According to acceleration estimation results in Figure 23, there are several peaks of acceleration tracking errors during abrupt maneuvers, but they decrease rapidly. The $\sigma$-boundaries of acceleration estimation errors are shown in Figure 24. The acceleration estimation accuracy in x direction of NAEKF is 4.97 $\mathrm{m}/{\mathrm{s}}^2$, whereas that of IMM, STF and RNSTF is finally stabilized at 10.23 $\mathrm{m}/{\mathrm{s}}^2$, 12.31 $\mathrm{m}/{\mathrm{s}}^2$ and 12.49 $\mathrm{m}/{\mathrm{s}}^2$, respectively. Similarly, the acceleration estimation accuracy in z direction of NAEKF is 5.06 $\mathrm{m}/{\mathrm{s}}^2$, and the estimation accuracy of IMM, STF and RNSTF is around 10.38 $\mathrm{m}/{\mathrm{s}}^2$, 12.02 $\mathrm{m}/{\mathrm{s}}^2$ and 12.24 $\mathrm{m}/{\mathrm{s}}^2$, respectively. Due to the greater maneuver, the acceleration estimation accuracy in y direction is worse than that in other directions. Specifically, the acceleration estimation error of NAEKF reaches 10.27 $\mathrm{m}/{\mathrm{s}}^2$. In contrast, the acceleration estimation error of IMM, STF and RNSTF is around 14.66 $\mathrm{m}/{\mathrm{s}}^2$, 18.93 $\mathrm{m}/{\mathrm{s}}^2$, and 18.32 $\mathrm{m}/{\mathrm{s}}^2$, respectively.

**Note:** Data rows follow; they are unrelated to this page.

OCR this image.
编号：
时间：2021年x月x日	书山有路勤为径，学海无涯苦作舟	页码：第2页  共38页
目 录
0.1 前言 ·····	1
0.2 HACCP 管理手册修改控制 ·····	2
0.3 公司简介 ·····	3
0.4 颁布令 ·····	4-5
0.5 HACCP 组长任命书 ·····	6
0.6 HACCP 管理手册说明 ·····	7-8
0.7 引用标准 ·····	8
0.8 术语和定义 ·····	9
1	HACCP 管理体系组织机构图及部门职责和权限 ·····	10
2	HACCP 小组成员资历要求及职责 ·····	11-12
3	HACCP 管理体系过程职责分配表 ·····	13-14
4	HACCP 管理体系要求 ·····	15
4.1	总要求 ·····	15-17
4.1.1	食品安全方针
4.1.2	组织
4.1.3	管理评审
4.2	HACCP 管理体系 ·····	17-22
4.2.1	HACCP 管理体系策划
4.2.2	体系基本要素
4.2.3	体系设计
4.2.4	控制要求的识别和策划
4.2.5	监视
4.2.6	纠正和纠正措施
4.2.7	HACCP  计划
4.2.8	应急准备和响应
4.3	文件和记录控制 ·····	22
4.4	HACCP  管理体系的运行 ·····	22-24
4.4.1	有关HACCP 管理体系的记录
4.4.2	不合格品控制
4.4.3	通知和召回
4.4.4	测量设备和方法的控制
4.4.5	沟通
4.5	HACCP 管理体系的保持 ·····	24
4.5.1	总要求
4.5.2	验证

Table 13. Computing time (s).

IMM	STF	RNSTF	NAEKF
1.9920	1.6958	1.8096	1.8723

provides computing times of four algorithms. Similarly to the first scenario, the computing time of NAEKF is shorter than that of IMM, but slightly longer than that of STF and RNSTF.

6. Conclusions

To address the problem of maneuvering target tracking with inaccurate measurements, the noise-adaption EKF based on DDPG is proposed in this paper. The proposed filter avoids the simultaneous adjustment of the process model and the measurement model without distinction, which effectively improves the robustness of the filter. Within the framework of the noise-adaption EKF, the maneuver detection based on D-S evidence theory is constructed to distinguish between the unknown maneuver and inaccurate measurement noise simultaneously by fusing multi-sensor information. Moreover, a Markovian decision process of maneuver tracking is established to cope with unknown maneuvers. DDPG is developed to learn the adaptive estimation of the compensation factor and feed it to EKF. In addition, the recursive measurement noise estimation is applied to estimate a priori measurement noise covariance online. The local estimations are fused at last, achieving the global estimation of multiple sensors. The simulation results indicate that the proposed noise-adaption EKF is effective in both scenarios of continuous time-varying maneuver and the abrupt maneuver. As shown in simulation results, the proposed tracking method has a better tracking performance compared to IMM, STF, RNSTF and AKF.